Mobile phones could become the next key consumer market for built-in antibacterial protection following research showing some are covered with 18 times more bacteria than the flush handle in a men’s toilet.
The findings from Which? Magazine follows previous reports that have also highlighted high levels of bacteria on mobiles. It found that, from a swab analysis of 30 handsets, seven had levels of bacteria exceeding recommended maximums.
Dr Nick Moon Ph.D, technical director at antibacterial protection specialist, Microban Europe, based in Cannock, Staffordshire, said that the findings indicated that millions of mobiles in the UK were breeding grounds for unacceptably high levels of bacteria.
He said: “These results are worrying, if unsurprising. Few people make an effort to clean their mobile regularly and may be using it in all kinds of environments where bacteria is rife, such as in or around public toilets. Which? follows other reports that indicate high numbers of bacteria on mobile phones. There is even research that indicates levels of bacteria linked to hospital infections are very high on handsets.”
Moon added that growing public awareness of bacteria issues tended to precede adoption of antibacterial protection built into consumer products and that this was likely to happen in the mobile phone sector.
Antibacterial protection such as that used by Microban is based on a wide range of technologies to suit each specific application but would predominantly make use of Microban third generation silver built into the handset’s thermoplastic components which would work the life of the product. On untreated products, bacteria can potentially double in number in 20 minutes but built-in Microban technology disrupts their functioning, usually causing them to die within 24 hours.
Moon continued: “In the US, where awareness of this kind of issue is arguably higher than in Europe, Microban protection is already built into different ranges of phone covers, cases and skins and these have proven very popular with consumers.

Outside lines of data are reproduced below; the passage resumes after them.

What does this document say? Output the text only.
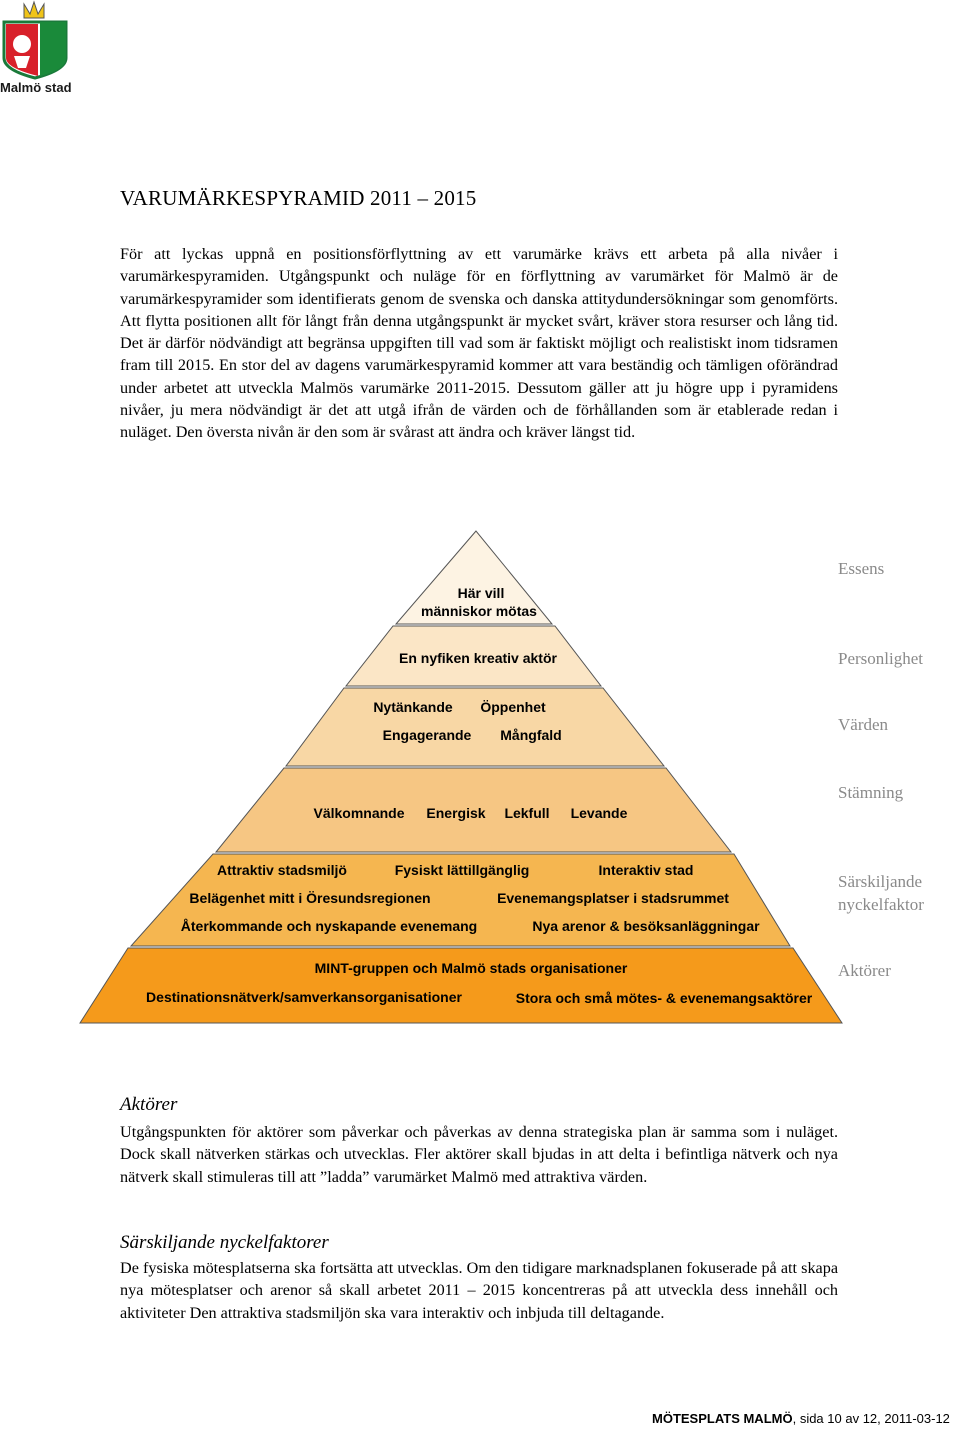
Malmö stad
VARUMÄRKESPYRAMID 2011 – 2015

För att lyckas uppnå en positionsförflyttning av ett varumärke krävs ett arbeta på alla nivåer i varumärkespyramiden. Utgångspunkt och nuläge för en förflyttning av varumärket för Malmö är de varumärkespyramider som identifierats genom de svenska och danska attitydundersökningar som genomförts. Att flytta positionen allt för långt från denna utgångspunkt är mycket svårt, kräver stora resurser och lång tid. Det är därför nödvändigt att begränsa uppgiften till vad som är faktiskt möjligt och realistiskt inom tidsramen fram till 2015. En stor del av dagens varumärkespyramid kommer att vara beständig och tämligen oförändrad under arbetet att utveckla Malmös varumärke 2011-2015. Dessutom gäller att ju högre upp i pyramidens nivåer, ju mera nödvändigt är det att utgå ifrån de värden och de förhållanden som är etablerade redan i nuläget. Den översta nivån är den som är svårast att ändra och kräver längst tid.

Här vill
människor mötas
En nyfiken kreativ aktör
Nytänkande Öppenhet
Engagerande Mångfald
Välkomnande Energisk Lekfull Levande
Attraktiv stadsmiljö	Fysiskt lättillgänglig	Interaktiv stad
Belägenhet mitt i Öresundsregionen	Evenemangsplatser i stadsrummet
Återkommande och nyskapande evenemang	Nya arenor & besöksanläggningar
MINT-gruppen och Malmö stads organisationer
Destinationsnätverk/samverkansorganisationer	Stora och små mötes- & evenemangsaktörer
Essens
Personlighet
Värden
Stämning
Särskiljande
nyckelfaktor
Aktörer
Aktörer

Utgångspunkten för aktörer som påverkar och påverkas av denna strategiska plan är samma som i nuläget. Dock skall nätverken stärkas och utvecklas. Fler aktörer skall bjudas in att delta i befintliga nätverk och nya nätverk skall stimuleras till att ”ladda” varumärket Malmö med attraktiva värden.

Särskiljande nyckelfaktorer

De fysiska mötesplatserna ska fortsätta att utvecklas. Om den tidigare marknadsplanen fokuserade på att skapa nya mötesplatser och arenor så skall arbetet 2011 – 2015 koncentreras på att utveckla dess innehåll och aktiviteter Den attraktiva stadsmiljön ska vara interaktiv och inbjuda till deltagande.

MÖTESPLATS MALMÖ, sida 10 av 12, 2011-03-12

“We would expect handset and touchscreen manufacturers in the UK and other European markets to start looking at the possibilities of these applications here, as well as considering building antibacterial treatment into the component casings of the phones themselves.”
Microban partners with a large variety of consumer product manufacturers across Europe, the US and the rest of the world, covering product applications as diverse as television remote controls, pet products, kitchen utensils, home textiles, performance wear and spa pools.
A dedicated certification programme ensures that quality testing is regularly carried out on all products carrying Microban branding and that antibacterial claims are technically supported. This allows manufacturers utilising Microban to use robust claims about their efficacy, for example, preventing 99.9% of bacteria.
Moon said: “Mobile phones are an obvious application for the use of Microban technology. While our treatments should never replace normal hygiene precautions such as routine cleaning, they can play an important part in inhibiting the growth and spread of potentially harmful bacteria by preventing cross-contamination.”